I've read the same thing, Joe. That this whole disaster was, in fact, provoked by Israel, Netanyahu specifically, because he wanted a way to break the Palestinian's 'unity' government which recognized and included Hamas.

This is the first time I recall our own journalists [not all but some] refuting the Israeli position and taking exception to the reckless language--telegenic dead, for instance. Even Kerry slipped on a hot mic when he criticized the 'pin point strikes' that Israel has insisted it has been using.

This is the first time the world has eyes on the ground through social media. Tweets, videos, Facebook postings and blogging, revealing the true nature of the assault. Even UN safe houses are no longer off-limits. Apparently, nothing is off-limits.

While I watched videos from the West Bank, a peaceful demonstration with Israel soldiers firing from The Wall, I might have easily been watching some Sci-fi movie, a dystopian view of a grim future.

But no, the future is now, the brutish response real. Whatever 'benefit of the doubt' I once gave Israel is gone. Just heard the ceasefire has ended. So, the slaughter will continue.

Shame on us all.

Peggysue

CBarr said...

"Israeli police official refutes claim that Hamas kidnapped Israeli teens"...

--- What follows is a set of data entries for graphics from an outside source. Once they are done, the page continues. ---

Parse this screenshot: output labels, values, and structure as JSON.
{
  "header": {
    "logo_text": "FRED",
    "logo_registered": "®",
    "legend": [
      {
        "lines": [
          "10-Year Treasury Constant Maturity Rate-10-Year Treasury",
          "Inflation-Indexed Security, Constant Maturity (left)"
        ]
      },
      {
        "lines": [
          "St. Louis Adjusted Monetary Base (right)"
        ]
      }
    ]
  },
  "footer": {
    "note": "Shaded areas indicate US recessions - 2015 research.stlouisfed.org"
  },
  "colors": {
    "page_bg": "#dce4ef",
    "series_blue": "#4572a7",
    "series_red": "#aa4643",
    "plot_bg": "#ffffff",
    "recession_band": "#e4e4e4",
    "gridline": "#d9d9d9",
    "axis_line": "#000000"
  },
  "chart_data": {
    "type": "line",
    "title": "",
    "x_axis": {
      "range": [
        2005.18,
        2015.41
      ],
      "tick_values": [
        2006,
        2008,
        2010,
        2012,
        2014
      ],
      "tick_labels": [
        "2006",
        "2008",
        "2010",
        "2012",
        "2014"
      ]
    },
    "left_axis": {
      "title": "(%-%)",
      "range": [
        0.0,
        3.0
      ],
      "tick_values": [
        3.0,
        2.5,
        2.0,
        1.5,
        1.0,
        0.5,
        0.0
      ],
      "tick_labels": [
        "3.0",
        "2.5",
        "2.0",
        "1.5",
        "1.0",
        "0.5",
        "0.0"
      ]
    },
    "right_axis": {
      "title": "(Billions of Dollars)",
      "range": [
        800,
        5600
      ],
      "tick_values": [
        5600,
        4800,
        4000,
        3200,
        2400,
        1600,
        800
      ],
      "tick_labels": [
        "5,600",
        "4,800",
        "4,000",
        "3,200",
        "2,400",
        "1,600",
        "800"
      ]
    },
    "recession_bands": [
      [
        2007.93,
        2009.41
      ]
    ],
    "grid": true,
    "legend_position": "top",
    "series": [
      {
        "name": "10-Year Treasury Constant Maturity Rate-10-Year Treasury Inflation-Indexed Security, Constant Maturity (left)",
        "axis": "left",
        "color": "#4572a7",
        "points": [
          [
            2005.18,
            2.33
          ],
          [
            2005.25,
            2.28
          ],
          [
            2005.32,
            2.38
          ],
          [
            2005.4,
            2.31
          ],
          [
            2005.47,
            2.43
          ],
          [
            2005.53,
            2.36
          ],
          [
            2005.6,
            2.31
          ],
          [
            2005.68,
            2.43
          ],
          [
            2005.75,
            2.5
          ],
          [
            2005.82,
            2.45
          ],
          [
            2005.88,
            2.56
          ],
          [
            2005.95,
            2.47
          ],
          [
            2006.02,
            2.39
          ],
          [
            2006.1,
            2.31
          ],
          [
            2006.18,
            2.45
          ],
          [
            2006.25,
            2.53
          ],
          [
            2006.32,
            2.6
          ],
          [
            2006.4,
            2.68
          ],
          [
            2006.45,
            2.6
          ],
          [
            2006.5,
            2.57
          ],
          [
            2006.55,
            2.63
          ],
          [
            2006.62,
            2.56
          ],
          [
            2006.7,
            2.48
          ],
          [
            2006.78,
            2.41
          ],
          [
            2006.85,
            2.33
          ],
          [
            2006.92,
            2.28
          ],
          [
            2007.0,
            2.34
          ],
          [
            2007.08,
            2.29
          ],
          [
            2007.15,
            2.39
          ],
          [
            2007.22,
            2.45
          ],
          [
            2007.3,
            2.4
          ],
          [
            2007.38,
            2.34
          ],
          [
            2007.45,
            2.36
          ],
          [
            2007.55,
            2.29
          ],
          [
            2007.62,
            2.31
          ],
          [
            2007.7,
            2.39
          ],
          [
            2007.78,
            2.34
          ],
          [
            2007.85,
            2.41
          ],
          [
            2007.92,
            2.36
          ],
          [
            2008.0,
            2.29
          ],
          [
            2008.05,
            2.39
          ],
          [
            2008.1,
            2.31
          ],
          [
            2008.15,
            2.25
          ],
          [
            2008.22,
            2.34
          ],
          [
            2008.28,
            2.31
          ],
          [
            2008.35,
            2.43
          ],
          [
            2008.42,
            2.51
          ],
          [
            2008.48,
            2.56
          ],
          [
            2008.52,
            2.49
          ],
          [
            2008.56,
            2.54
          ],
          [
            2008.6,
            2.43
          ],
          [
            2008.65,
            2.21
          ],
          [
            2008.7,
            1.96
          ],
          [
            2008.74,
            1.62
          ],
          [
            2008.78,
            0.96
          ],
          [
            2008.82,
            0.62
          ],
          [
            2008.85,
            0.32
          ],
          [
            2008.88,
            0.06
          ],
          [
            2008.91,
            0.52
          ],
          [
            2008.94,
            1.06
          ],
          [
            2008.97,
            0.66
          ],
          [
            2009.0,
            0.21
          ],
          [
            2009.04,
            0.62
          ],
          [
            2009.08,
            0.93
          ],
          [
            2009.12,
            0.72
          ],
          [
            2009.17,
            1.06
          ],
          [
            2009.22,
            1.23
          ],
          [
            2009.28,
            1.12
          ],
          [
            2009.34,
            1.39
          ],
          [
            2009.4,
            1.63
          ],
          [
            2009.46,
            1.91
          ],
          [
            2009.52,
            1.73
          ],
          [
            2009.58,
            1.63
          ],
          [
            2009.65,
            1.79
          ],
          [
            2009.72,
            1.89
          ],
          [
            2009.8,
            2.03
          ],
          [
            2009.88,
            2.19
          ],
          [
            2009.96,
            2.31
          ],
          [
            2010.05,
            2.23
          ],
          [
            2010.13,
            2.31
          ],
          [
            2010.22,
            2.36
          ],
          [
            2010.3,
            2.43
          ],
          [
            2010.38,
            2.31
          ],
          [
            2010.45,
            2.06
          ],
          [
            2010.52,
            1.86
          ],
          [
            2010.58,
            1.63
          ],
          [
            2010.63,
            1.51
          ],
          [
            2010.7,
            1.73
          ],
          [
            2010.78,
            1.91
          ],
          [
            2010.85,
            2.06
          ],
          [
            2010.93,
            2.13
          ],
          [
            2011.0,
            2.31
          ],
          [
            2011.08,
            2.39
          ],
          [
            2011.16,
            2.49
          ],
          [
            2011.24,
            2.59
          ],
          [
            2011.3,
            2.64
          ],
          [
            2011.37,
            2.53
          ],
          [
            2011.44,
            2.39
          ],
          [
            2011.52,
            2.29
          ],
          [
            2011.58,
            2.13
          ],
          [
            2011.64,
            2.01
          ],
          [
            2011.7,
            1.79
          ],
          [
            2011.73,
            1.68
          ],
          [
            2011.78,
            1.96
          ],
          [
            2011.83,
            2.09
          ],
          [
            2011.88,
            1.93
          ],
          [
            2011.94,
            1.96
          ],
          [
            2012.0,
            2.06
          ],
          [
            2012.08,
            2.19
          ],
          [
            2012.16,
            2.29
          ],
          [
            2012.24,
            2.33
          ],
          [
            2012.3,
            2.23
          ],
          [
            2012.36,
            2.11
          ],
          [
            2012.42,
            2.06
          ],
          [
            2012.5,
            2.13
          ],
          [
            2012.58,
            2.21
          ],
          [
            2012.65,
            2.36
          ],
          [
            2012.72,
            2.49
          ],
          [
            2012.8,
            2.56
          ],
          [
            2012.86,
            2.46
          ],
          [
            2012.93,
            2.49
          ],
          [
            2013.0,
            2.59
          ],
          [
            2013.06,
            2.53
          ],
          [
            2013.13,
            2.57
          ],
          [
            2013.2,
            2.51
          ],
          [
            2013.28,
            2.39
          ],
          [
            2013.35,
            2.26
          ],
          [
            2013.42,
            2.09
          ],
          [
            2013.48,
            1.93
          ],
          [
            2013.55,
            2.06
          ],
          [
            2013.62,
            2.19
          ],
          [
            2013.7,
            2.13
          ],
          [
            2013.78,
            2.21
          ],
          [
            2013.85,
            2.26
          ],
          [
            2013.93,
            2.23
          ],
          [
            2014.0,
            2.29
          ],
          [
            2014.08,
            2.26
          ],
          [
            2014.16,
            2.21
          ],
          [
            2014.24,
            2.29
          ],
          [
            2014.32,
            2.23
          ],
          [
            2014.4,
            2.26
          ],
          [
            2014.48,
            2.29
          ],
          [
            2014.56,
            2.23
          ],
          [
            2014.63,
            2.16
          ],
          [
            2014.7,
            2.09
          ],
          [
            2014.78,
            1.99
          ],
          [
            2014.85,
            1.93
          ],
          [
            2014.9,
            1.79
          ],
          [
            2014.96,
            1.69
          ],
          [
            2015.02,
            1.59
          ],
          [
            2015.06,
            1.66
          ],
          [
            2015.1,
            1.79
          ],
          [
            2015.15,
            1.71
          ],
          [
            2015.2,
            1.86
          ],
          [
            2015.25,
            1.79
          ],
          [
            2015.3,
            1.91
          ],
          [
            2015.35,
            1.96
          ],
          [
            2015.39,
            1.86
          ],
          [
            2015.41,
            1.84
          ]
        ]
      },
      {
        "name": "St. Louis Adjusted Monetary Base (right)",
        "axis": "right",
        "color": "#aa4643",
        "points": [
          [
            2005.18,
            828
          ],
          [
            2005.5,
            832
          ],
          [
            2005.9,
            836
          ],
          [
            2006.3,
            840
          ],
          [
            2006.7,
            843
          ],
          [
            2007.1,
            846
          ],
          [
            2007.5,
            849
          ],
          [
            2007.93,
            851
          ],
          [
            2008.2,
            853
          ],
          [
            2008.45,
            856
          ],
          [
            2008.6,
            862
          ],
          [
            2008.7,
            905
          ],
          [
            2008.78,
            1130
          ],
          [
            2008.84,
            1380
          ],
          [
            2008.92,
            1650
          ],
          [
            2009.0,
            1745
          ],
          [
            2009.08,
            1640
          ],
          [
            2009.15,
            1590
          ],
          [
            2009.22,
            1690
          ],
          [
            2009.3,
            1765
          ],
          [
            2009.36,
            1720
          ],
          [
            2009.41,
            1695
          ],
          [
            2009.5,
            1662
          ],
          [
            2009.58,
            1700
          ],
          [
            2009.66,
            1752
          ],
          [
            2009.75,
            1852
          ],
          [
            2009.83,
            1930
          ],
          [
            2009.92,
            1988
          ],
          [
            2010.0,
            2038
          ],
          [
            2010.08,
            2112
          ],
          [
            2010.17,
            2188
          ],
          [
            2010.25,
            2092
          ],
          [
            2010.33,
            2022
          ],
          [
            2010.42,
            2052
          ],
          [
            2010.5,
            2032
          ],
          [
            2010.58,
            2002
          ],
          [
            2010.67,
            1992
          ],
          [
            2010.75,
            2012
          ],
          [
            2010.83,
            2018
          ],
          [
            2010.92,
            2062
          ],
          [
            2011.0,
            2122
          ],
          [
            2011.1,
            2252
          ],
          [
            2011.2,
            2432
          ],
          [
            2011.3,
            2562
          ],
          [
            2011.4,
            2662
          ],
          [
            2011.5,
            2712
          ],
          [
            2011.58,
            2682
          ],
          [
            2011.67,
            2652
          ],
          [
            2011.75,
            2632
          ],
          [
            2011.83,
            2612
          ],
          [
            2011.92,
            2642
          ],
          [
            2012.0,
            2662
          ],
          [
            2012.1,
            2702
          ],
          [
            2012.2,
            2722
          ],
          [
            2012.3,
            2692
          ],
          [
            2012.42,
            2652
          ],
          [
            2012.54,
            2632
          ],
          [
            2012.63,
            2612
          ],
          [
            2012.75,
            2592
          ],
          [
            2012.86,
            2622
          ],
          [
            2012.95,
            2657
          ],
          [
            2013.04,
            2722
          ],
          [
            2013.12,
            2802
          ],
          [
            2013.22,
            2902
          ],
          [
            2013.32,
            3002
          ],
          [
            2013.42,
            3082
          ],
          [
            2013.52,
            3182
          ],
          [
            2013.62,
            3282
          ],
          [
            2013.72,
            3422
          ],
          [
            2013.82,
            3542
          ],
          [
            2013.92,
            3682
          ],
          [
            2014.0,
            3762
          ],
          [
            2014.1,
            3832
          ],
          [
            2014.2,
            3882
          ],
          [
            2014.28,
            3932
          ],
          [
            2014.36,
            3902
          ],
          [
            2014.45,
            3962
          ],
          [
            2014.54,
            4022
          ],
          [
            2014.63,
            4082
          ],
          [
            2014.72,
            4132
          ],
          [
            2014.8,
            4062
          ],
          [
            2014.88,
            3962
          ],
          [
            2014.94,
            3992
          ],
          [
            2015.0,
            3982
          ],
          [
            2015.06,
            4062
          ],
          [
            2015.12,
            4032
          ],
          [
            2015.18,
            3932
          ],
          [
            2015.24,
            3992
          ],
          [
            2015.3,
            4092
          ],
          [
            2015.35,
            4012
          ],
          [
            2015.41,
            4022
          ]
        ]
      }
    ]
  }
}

" “Hamas is responsible, and Hamas will pay,” Netanyahu said in reference to the kidnapping. However, Inspector Rosenfeld’s statements, along with a number of reports concerning the identities of known police suspects, seem to indicate that Hamas leadership was not involved in the vicious crime.

The two more-likely suspects are Amer Abu Aysha and Marwan Kawasme, who have been missing from their homes since the night of the kidnapping. Police found cellphones and prepared food caches in their homes. Both had recently opened bank accounts in their wive's names. Palestinian security forces reported that Abu Aysha and Kawasme were missing to the Israelis the day after the kidnapping occurred, according to Al Monitor.

“That was the first clue in the investigation and the reason why Israel pointed an accusatory finger at the Hamas infrastructure in Hebron,” wrote Shlomi Eldar, a veteran journalist who has covered the Palestinian Authority for the past two decades.

Abu Aysha and Kawasme are known members of the Qawasameh tribe, according to Palestinian security forces. While members of Hebron-based Qawasameh clan identify with Hamas, they have a history of undermining its efforts to end violent conflicts with Israel. In 2003, for instance, the family sent two suicide bombers to blow up a bus in Jerusalem after a tahadiyeh (ceasefire) had been successfully negotiated between Israeli and Palestinian fighters, which was endorsed by Hamas founder Ahmed Yassin."